Bernard Friot a donné le 21/3/2015 à St-Affrique une conférence sur l'émancipation du salariat, suivie de débats généreusement poursuivis en atelier le samedi matin. Bernard Friot est économiste, professeur d'université émérite en sociologie, retraité. Il a consacré des années à mener une recherche sur l'histoire de la sécurité sociale, compulsant des archives négligées par les colporteurs d'idées reçues. Il revendique la paternité du « salaire à vie ».
Chacun dès sa majorité ouvrirait droit pour la vie à un salaire socialisé. Comme dans la fonction publique ou pour les retraités, le salaire serait attaché à la personne (productrice de valeur globale), au lieu d'être l'attribut d'un emploi, lequel dépend de l'embauche ou du renvoi décidé par un propriétaire dont l'activité dans ce cadre se résume à prélever, du fait de son statut de propriétaire, des dividendes sur la valeur que produit le travail.

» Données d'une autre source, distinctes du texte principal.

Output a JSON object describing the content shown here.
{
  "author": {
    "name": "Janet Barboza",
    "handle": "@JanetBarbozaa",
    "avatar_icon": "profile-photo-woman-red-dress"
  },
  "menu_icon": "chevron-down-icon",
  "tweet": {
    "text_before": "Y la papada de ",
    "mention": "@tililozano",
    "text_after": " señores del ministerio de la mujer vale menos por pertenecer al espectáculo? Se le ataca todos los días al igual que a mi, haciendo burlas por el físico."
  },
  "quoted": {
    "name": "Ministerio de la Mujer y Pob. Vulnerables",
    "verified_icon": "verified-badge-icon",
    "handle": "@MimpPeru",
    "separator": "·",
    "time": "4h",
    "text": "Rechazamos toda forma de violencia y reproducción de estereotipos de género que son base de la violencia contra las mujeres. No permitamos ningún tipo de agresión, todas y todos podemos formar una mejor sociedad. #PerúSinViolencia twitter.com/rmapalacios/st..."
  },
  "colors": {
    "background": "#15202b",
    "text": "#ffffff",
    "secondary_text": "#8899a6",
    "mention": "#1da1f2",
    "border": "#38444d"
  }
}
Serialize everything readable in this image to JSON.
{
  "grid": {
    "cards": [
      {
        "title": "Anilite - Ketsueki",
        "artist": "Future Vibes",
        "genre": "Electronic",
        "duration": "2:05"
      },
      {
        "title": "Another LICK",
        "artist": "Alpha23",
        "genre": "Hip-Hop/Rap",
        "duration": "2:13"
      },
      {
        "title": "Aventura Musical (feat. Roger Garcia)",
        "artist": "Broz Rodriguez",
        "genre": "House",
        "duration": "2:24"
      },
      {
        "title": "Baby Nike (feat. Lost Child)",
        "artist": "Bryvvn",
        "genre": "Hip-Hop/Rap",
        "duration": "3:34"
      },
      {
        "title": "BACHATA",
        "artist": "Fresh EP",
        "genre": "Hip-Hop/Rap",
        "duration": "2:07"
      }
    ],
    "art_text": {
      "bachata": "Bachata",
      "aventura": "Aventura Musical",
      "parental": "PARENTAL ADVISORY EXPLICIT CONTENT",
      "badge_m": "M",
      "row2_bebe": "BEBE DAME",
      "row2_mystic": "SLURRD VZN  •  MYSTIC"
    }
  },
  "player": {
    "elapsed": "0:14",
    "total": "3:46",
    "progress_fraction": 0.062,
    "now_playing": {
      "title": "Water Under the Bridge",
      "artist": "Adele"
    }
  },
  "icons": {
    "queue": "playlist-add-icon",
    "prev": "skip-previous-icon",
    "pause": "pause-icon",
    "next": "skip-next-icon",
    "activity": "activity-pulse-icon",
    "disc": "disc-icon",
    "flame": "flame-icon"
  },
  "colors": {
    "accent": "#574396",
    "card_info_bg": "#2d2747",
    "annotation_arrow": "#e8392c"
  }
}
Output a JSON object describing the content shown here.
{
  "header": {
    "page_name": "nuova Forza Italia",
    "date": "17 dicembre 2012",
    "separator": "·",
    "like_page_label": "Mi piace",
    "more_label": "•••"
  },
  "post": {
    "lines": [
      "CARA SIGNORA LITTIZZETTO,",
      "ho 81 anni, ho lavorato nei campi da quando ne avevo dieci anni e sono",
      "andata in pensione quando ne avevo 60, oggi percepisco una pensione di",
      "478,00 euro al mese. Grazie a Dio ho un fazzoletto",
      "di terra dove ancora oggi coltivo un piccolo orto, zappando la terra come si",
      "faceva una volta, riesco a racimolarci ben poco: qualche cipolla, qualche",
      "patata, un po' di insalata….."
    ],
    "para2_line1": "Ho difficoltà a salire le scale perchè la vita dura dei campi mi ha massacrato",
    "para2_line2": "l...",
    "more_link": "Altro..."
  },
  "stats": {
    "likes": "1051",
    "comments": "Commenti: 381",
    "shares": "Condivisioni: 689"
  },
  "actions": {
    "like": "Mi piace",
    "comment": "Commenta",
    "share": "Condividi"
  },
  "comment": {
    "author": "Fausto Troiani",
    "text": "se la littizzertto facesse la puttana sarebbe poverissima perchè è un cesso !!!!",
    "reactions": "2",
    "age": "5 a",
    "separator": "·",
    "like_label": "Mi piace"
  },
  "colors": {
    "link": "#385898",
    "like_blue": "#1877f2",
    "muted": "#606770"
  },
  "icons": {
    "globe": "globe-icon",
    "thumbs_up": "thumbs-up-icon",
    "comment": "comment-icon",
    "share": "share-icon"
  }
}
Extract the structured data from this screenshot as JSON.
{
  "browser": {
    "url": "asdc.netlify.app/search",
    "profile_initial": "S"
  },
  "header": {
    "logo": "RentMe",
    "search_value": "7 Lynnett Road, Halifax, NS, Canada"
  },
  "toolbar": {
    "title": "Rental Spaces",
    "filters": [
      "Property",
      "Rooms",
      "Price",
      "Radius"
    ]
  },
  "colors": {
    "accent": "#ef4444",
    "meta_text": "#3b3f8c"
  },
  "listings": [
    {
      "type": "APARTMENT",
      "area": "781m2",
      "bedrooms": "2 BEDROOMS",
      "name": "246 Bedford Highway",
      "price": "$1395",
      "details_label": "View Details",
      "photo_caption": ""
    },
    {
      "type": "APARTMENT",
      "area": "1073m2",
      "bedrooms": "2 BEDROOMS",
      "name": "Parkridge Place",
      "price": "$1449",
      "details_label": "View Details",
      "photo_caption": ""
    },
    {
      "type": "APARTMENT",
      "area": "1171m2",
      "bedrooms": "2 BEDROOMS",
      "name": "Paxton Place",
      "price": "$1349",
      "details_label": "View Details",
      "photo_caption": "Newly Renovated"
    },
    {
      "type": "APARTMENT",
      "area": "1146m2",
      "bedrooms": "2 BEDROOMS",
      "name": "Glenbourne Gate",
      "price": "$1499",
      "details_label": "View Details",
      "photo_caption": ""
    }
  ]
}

Travail et emploi étant 2 choses différentes. Le travail produit les valeurs d'usage concrètement utiles sans être forcément rémunéré. Tandis que dans notre système social l'emploi est supposé avoir seul une valeur économique, reconnue monétairement. La définition de ce qui a ou n'a pas de valeur économique reflète en réalité l'état des rapports de force dans la société. Ainsi soigner sa vieille mère chez soi ne sera pas considéré comme productif. Si une aide familiale exécute les mêmes tâches, on dira qu'elle travaille. Ce n'est pas la nature du travail qui change, c'est la sujétion ou non à un employeur qui nous fait advenir ou nous jette en tant que salariés. En fait c'est l'emploi qui crée le chômage. Sont réputés inactifs ceux qui ne rapportent pas de profits au propriétaire du poste de travail ! Le problème n'est ni la propriété en soi ni l'échange marchand, c'est la rétribution parasite de la propriété.
Pour comprendre ce qui se passe, il faut regarder à l'échelle macro-économique. La somme des valeurs (bienfaisantes ou nocives) que nous créons et qui sont l'objet de transactions monétaires est le PIB. En France environ 2 000 milliards/an actuellement. Les propriétaires en ponctionnent 700 à 800 milliards, dont en gros 300 s'évaporent en jeux de casino boursiers, 100 vont à des dépenses somptuaires, et 300 vont à l'investissement productif, mais ils sont réinvestis sous forme de prêts, selon la formule de Bernard Friot : « Tu produis, je te pique, je te prête, tu me rembourses ». L'enjeu idéologique est de nous faire croire à la nécessité du prêt pour investir, alors que ce qui est investi résulte du produit de l'année.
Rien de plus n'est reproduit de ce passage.